Based on this information, D2C businesses can optimise logistics expenses. For instance, if you learn that express shipping affects your top line, you can charge your customer for it or create loyalty programs or increase your prices.
A fully equipped, temperature-controlled warehouse with 24×7 monitoring can be expensive for an early-stage D2C company. Moreover, when a D2C company has a centralised warehouse in one location, it would delay deliveries for customers located far away from it.
Delhivery solves these problems with our 80+ fulfilment centres. In addition to competitively priced shared-services warehousing, you can also effortlessly store your inventory across various locations closer to demand.
For instance, a Delhi-based company with significant demand in Bangalore and Chennai can have inventory in Delhivery’s local warehouses for low-cost express delivery.

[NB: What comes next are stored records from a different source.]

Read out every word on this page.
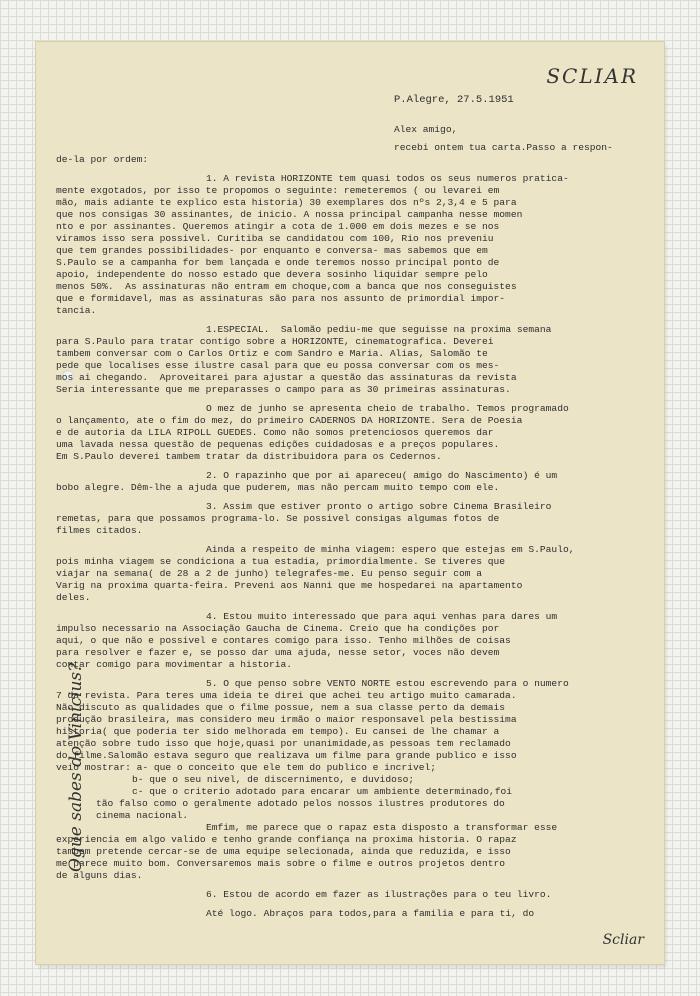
SCLIAR
Ogue sabes do Vinicius?
P.Alegre, 27.5.1951
Alex amigo,
recebi ontem tua carta.Passo a respon-
de-la por ordem:
1. A revista HORIZONTE tem quasi todos os seus numeros pratica-
mente exgotados, por isso te propomos o seguinte: remeteremos ( ou levarei em
mão, mais adiante te explico esta historia) 30 exemplares dos nºs 2,3,4 e 5 para
que nos consigas 30 assinantes, de inicio. A nossa principal campanha nesse momen
nto e por assinantes. Queremos atingir a cota de 1.000 em dois mezes e se nos
viramos isso sera possivel. Curitiba se candidatou com 100, Rio nos preveniu
que tem grandes possibilidades- por enquanto e conversa- mas sabemos que em
S.Paulo se a campanha for bem lançada e onde teremos nosso principal ponto de
apoio, independente do nosso estado que devera sosinho liquidar sempre pelo
menos 50%.  As assinaturas não entram em choque,com a banca que nos conseguistes
que e formidavel, mas as assinaturas são para nos assunto de primordial impor-
tancia.
1.ESPECIAL.  Salomão pediu-me que seguisse na proxima semana
para S.Paulo para tratar contigo sobre a HORIZONTE, cinematografica. Deverei
tambem conversar com o Carlos Ortiz e com Sandro e Maria. Alias, Salomão te
pede que localises esse ilustre casal para que eu possa conversar com os mes-
mos ai chegando.  Aproveitarei para ajustar a questão das assinaturas da revista
Seria interessante que me preparasses o campo para as 30 primeiras assinaturas.
O mez de junho se apresenta cheio de trabalho. Temos programado
o lançamento, ate o fim do mez, do primeiro CADERNOS DA HORIZONTE. Sera de Poesia
e de autoria da LILA RIPOLL GUEDES. Como não somos pretenciosos queremos dar
uma lavada nessa questão de pequenas edições cuidadosas e a preços populares.
Em S.Paulo deverei tambem tratar da distribuidora para os Cedernos.
2. O rapazinho que por ai apareceu( amigo do Nascimento) é um
bobo alegre. Dêm-lhe a ajuda que puderem, mas não percam muito tempo com ele.
3. Assim que estiver pronto o artigo sobre Cinema Brasileiro
remetas, para que possamos programa-lo. Se possivel consigas algumas fotos de
filmes citados.
Ainda a respeito de minha viagem: espero que estejas em S.Paulo,
pois minha viagem se condiciona a tua estadia, primordialmente. Se tiveres que
viajar na semana( de 28 a 2 de junho) telegrafes-me. Eu penso seguir com a
Varig na proxima quarta-feira. Preveni aos Nanni que me hospedarei na apartamento
deles.
4. Estou muito interessado que para aqui venhas para dares um
impulso necessario na Associação Gaucha de Cinema. Creio que ha condições por
aqui, o que não e possivel e contares comigo para isso. Tenho milhões de coisas
para resolver e fazer e, se posso dar uma ajuda, nesse setor, voces não devem
contar comigo para movimentar a historia.
5. O que penso sobre VENTO NORTE estou escrevendo para o numero
7 da revista. Para teres uma ideia te direi que achei teu artigo muito camarada.
Não discuto as qualidades que o filme possue, nem a sua classe perto da demais
produção brasileira, mas considero meu irmão o maior responsavel pela bestissima
historia( que poderia ter sido melhorada em tempo). Eu cansei de lhe chamar a
atenção sobre tudo isso que hoje,quasi por unanimidade,as pessoas tem reclamado
do filme.Salomão estava seguro que realizava um filme para grande publico e isso
veio mostrar: a- que o conceito que ele tem do publico e incrivel;
b- que o seu nivel, de discernimento, e duvidoso;
c- que o criterio adotado para encarar um ambiente determinado,foi
tão falso como o geralmente adotado pelos nossos ilustres produtores do
cinema nacional.
Emfim, me parece que o rapaz esta disposto a transformar esse
experiencia em algo valido e tenho grande confiança na proxima historia. O rapaz
tambem pretende cercar-se de uma equipe selecionada, ainda que reduzida, e isso
me parece muito bom. Conversaremos mais sobre o filme e outros projetos dentro
de alguns dias.
6. Estou de acordo em fazer as ilustrações para o teu livro.
Até logo. Abraços para todos,para a familia e para ti, do
Scliar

Returns are inevitable in online businesses. But you can certainly minimise and manage them better. Delhivery ensures that in several ways.
Our Return to Origin (RTO) predictor leverages advanced AI techniques to help businesses identify the products that get returned frequently and customers who do so. This reduces returns..
Flexible slot-based delivery systems ensure First Day Delivery Success (FDDS), reducing returns due to the non-availability of customer or inability to find addresses.
Our reverse logistics system ensures that pick up from the end customer’s doorstep back to the business warehouse is done swiftly. This enables you to repurpose the inventory faster.
Whether you’re selling to international customers or importing raw materials, Delhivery gets the best rates across air, sea, or land transport.